The Ritchey Guide to Butted Steel for Bicycle Frames
Double butting. Triple butting. Steel butts. Chicken butts. It may sound funny but butting is serious business and means a lot for your riding. Read up here to learn all about steel tube butting.
If you’ve spent any time drooling over the hottest new steel bikes on the market (like this one!), you’ve inevitably seen the phrases “triple-butted” or “double-butted.” After a brief chuckle and a moment to compose yourself, you’ve no doubt wondered: “what’s up with all these butts? And why should I care about them?”
Well, friends, fear not. We’ve put together this handy explanation of all things butted steel to answer both of those questions.
What is butted steel tubing?
A butted steel tube has a constant outer diameter but varying wall thickness throughout the length of the tube. In steel bicycles, tubes are usually either double or triple-butted. That means there are either two or three (respectively) different wall thicknesses throughout its length, each with a slight taper in between. These extra butts are on both ends of the tube, leaving the tube’s middle section with the thinnest wall thickness.
Think of a butted steel tube as the complete opposite of Tom’s mustache: thinner in the middle and thicker on either end.
Whether a tube is single, double, or triple-butted, the outside diameter is almost always constant. However, as with most things in life, there are exceptions to this. And those exceptions are usually found on the seat tube. Sometimes an external butt is added to the top side of the seat tube to ensure a proper fit with a seat post without losing any tube strength.
So how does one determine a tube’s butting? If you’re buying a bike, check the manufacturer’s website for butting information. If you’re building a bike and need to check your tubesets butting, there’s really one tool for the job: the Butt Checker.
What are the benefits of butted steel tubing?
By varying a tube’s wall thickness in critical spots, the resulting bike has a much more comfortable and compliant ride. The thinner middle sections of the tube provide just the right amount of compliance, while the thicker, welded ends provide stiffness as you power up a climb or out sprint your riding buddies to the bar. Reducing material in the middle of the tube also drastically reduces the overall weight of the frame.

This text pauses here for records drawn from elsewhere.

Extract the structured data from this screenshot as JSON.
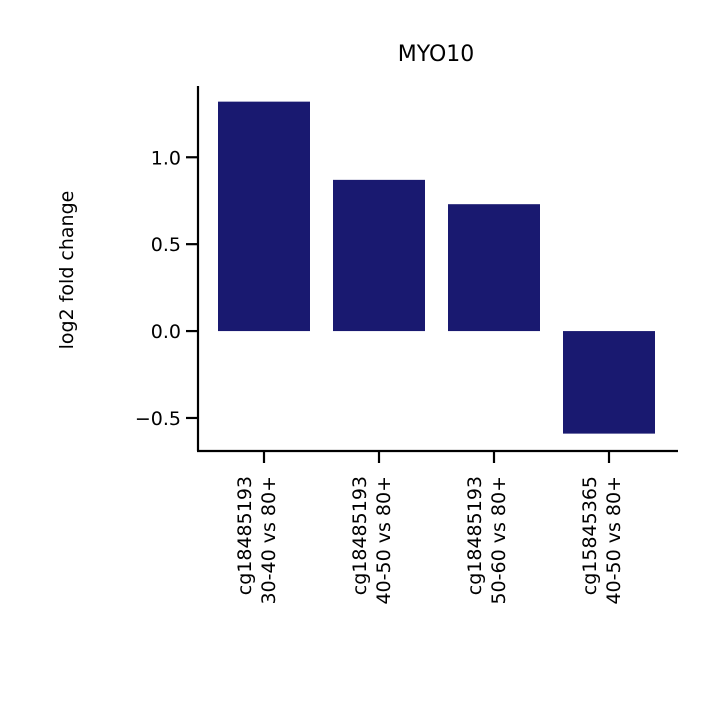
{
  "chart_data": {
    "type": "bar",
    "title": "MYO10",
    "xlabel": "",
    "ylabel": "log2 fold change",
    "categories": [
      [
        "cg18485193",
        "30-40 vs 80+"
      ],
      [
        "cg18485193",
        "40-50 vs 80+"
      ],
      [
        "cg18485193",
        "50-60 vs 80+"
      ],
      [
        "cg15845365",
        "40-50 vs 80+"
      ]
    ],
    "values": [
      1.32,
      0.87,
      0.73,
      -0.59
    ],
    "ylim": [
      -0.69,
      1.41
    ],
    "yticks": [
      -0.5,
      0.0,
      0.5,
      1.0
    ],
    "ytick_labels": [
      "−0.5",
      "0.0",
      "0.5",
      "1.0"
    ],
    "bar_color": "#191970",
    "grid": false,
    "legend": "none"
  }
}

Butting also increases strength in areas that need it most without adding a ton of extra weight to the rest of the bike. While you can certainly build a bike out of non-butted straight gauge steel tubing, there’s a higher chance of the frame failing at the welds. Unless it’s a lugged frame.

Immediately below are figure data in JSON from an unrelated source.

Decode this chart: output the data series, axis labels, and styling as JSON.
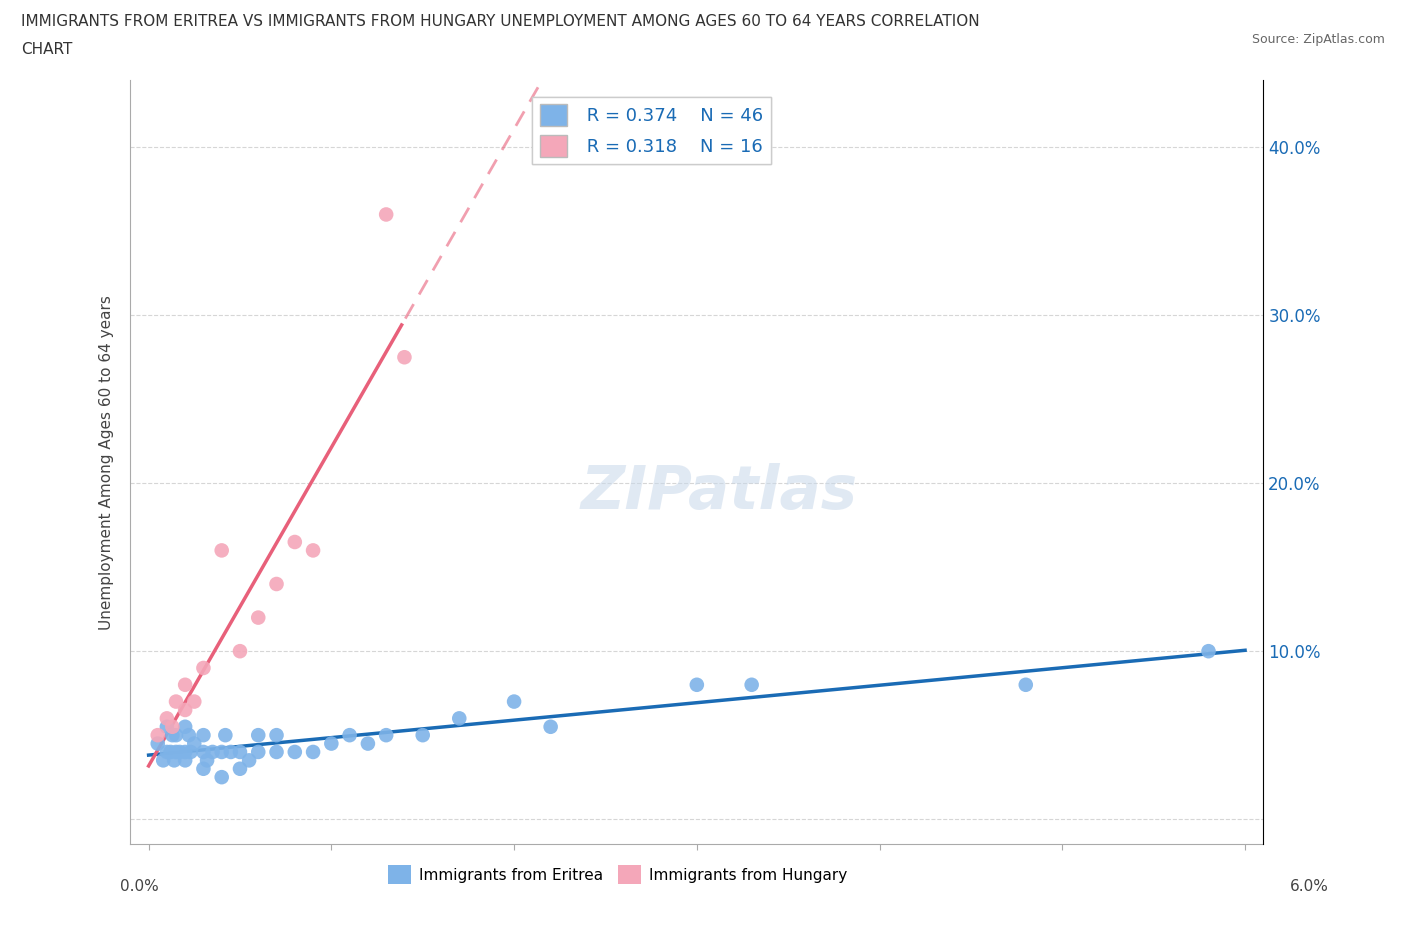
{
  "title_line1": "IMMIGRANTS FROM ERITREA VS IMMIGRANTS FROM HUNGARY UNEMPLOYMENT AMONG AGES 60 TO 64 YEARS CORRELATION",
  "title_line2": "CHART",
  "source": "Source: ZipAtlas.com",
  "ylabel": "Unemployment Among Ages 60 to 64 years",
  "xmin": 0.0,
  "xmax": 0.06,
  "ymin": -0.015,
  "ymax": 0.44,
  "yticks": [
    0.0,
    0.1,
    0.2,
    0.3,
    0.4
  ],
  "ytick_labels": [
    "",
    "10.0%",
    "20.0%",
    "30.0%",
    "40.0%"
  ],
  "legend_r1": "R = 0.374",
  "legend_n1": "N = 46",
  "legend_r2": "R = 0.318",
  "legend_n2": "N = 16",
  "eritrea_color": "#7EB3E8",
  "hungary_color": "#F4A7B9",
  "eritrea_line_color": "#1A6BB5",
  "hungary_line_color": "#E8607A",
  "watermark": "ZIPatlas",
  "eritrea_x": [
    0.0005,
    0.0008,
    0.001,
    0.001,
    0.0012,
    0.0013,
    0.0014,
    0.0015,
    0.0015,
    0.0017,
    0.002,
    0.002,
    0.002,
    0.0022,
    0.0023,
    0.0025,
    0.003,
    0.003,
    0.003,
    0.0032,
    0.0035,
    0.004,
    0.004,
    0.0042,
    0.0045,
    0.005,
    0.005,
    0.0055,
    0.006,
    0.006,
    0.007,
    0.007,
    0.008,
    0.009,
    0.01,
    0.011,
    0.012,
    0.013,
    0.015,
    0.017,
    0.02,
    0.022,
    0.03,
    0.033,
    0.048,
    0.058
  ],
  "eritrea_y": [
    0.045,
    0.035,
    0.04,
    0.055,
    0.04,
    0.05,
    0.035,
    0.04,
    0.05,
    0.04,
    0.04,
    0.055,
    0.035,
    0.05,
    0.04,
    0.045,
    0.04,
    0.03,
    0.05,
    0.035,
    0.04,
    0.04,
    0.025,
    0.05,
    0.04,
    0.04,
    0.03,
    0.035,
    0.04,
    0.05,
    0.04,
    0.05,
    0.04,
    0.04,
    0.045,
    0.05,
    0.045,
    0.05,
    0.05,
    0.06,
    0.07,
    0.055,
    0.08,
    0.08,
    0.08,
    0.1
  ],
  "hungary_x": [
    0.0005,
    0.001,
    0.0013,
    0.0015,
    0.002,
    0.002,
    0.0025,
    0.003,
    0.004,
    0.005,
    0.006,
    0.007,
    0.008,
    0.009,
    0.013,
    0.014
  ],
  "hungary_y": [
    0.05,
    0.06,
    0.055,
    0.07,
    0.065,
    0.08,
    0.07,
    0.09,
    0.16,
    0.1,
    0.12,
    0.14,
    0.165,
    0.16,
    0.36,
    0.275
  ]
}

Lugged frame construction moves the extra material, or butts, to the outside via the socket-like lugs into which single-butted tubesets can be brazed. By skipping the lugs and adding the additional material to the inside of the tube, frame builders and manufacturers can weld the tubes together directly at the joints keeping weight down.
The Ritchey Difference
We use our own proprietary, triple-butted Ritchey Logic tubing for all of our steel bikes. We might be a bit biased, but we’re of the opinion that our steel tubing is the best in the world and maximizes all the benefits that steel has to offer. While we’ve made updates here and there to our tubing, today’s Ritchey Logic steel is much the same as it was when Tom first developed it back in 1984.

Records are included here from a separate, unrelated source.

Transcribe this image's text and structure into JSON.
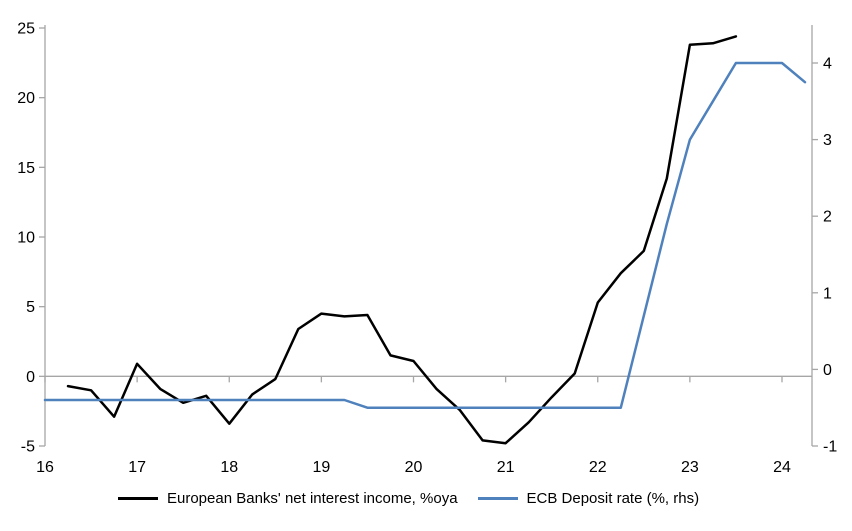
{
  "chart_data": {
    "type": "line",
    "title": "",
    "x_axis": {
      "tick_values": [
        16,
        17,
        18,
        19,
        20,
        21,
        22,
        23,
        24
      ],
      "tick_labels": [
        "16",
        "17",
        "18",
        "19",
        "20",
        "21",
        "22",
        "23",
        "24"
      ],
      "range": [
        16,
        24.33
      ]
    },
    "left_axis": {
      "tick_values": [
        -5,
        0,
        5,
        10,
        15,
        20,
        25
      ],
      "tick_labels": [
        "-5",
        "0",
        "5",
        "10",
        "15",
        "20",
        "25"
      ],
      "range": [
        -5,
        25
      ]
    },
    "right_axis": {
      "tick_values": [
        -1,
        0,
        1,
        2,
        3,
        4
      ],
      "tick_labels": [
        "-1",
        "0",
        "1",
        "2",
        "3",
        "4"
      ],
      "range": [
        -1,
        4.5
      ]
    },
    "grid": {
      "zero_line_only": true,
      "legend_position": "bottom"
    },
    "colors": {
      "axis": "#A6A6A6",
      "text": "#000000",
      "background": "#FFFFFF",
      "series_nii": "#000000",
      "series_ecb": "#4F81BD"
    },
    "series": [
      {
        "name": "European Banks' net interest income, %oya",
        "color": "#000000",
        "axis": "left",
        "x": [
          16.25,
          16.5,
          16.75,
          17,
          17.25,
          17.5,
          17.75,
          18,
          18.25,
          18.5,
          18.75,
          19,
          19.25,
          19.5,
          19.75,
          20,
          20.25,
          20.5,
          20.75,
          21,
          21.25,
          21.5,
          21.75,
          22,
          22.25,
          22.5,
          22.75,
          23,
          23.25,
          23.5
        ],
        "values": [
          -0.7,
          -1.0,
          -2.9,
          0.9,
          -0.9,
          -1.9,
          -1.4,
          -3.4,
          -1.3,
          -0.2,
          3.4,
          4.5,
          4.3,
          4.4,
          1.5,
          1.1,
          -0.9,
          -2.4,
          -4.6,
          -4.8,
          -3.3,
          -1.5,
          0.2,
          5.3,
          7.4,
          9.0,
          14.2,
          23.8,
          23.9,
          24.4
        ]
      },
      {
        "name": "ECB Deposit rate (%, rhs)",
        "color": "#4F81BD",
        "axis": "right",
        "x": [
          16,
          16.25,
          16.5,
          16.75,
          17,
          17.25,
          17.5,
          17.75,
          18,
          18.25,
          18.5,
          18.75,
          19,
          19.25,
          19.5,
          19.75,
          20,
          20.25,
          20.5,
          20.75,
          21,
          21.25,
          21.5,
          21.75,
          22,
          22.25,
          22.5,
          22.75,
          23,
          23.25,
          23.5,
          23.75,
          24,
          24.25
        ],
        "values": [
          -0.4,
          -0.4,
          -0.4,
          -0.4,
          -0.4,
          -0.4,
          -0.4,
          -0.4,
          -0.4,
          -0.4,
          -0.4,
          -0.4,
          -0.4,
          -0.4,
          -0.5,
          -0.5,
          -0.5,
          -0.5,
          -0.5,
          -0.5,
          -0.5,
          -0.5,
          -0.5,
          -0.5,
          -0.5,
          -0.5,
          0.7,
          1.9,
          3.0,
          3.5,
          4.0,
          4.0,
          4.0,
          3.75
        ]
      }
    ],
    "legend": {
      "entries": [
        {
          "label": "European Banks' net interest income, %oya",
          "color": "#000000"
        },
        {
          "label": "ECB Deposit rate (%, rhs)",
          "color": "#4F81BD"
        }
      ]
    }
  }
}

Tom originally designed Ritchey Logic tubing for his own lugless style of construction. He later refined it for tig-specific construction to allow for an even shorter butting profile to save weight and enhance the ride quality. He added elongated, thin-walled center sections and rethought the single bend chainstay combined with an ovalized seat tube at the bottom bracket to stiffen this region for better power transference.
Those attributes, along with the custom triple-butted profile of Ritchey Logic tubing, all combine to deliver that legendary Ritchey ride quality. It’s why our bikes are so resilient over super harsh terrain and unbelievably responsive under hard efforts.
But it isn’t just our frames that get a butting treatment.
While our handlebars are made of drawn alloy and not steel, we still use custom-butting profiles in their construction. While the application might differ from frame butting, the principle is the same. Adding extra butting to key spots of a handlebar adds compliance and strength to the bar without increasing weight. Depending on the level of the bar, we use either a double-butted (Comp) or a triple-butted (WCS) profile on all of our handlebars.
So there you have it. You should now have enough butt knowledge to better understand the differences in double- and triple-butted steel and why they matter to a bike’s overall ride quality.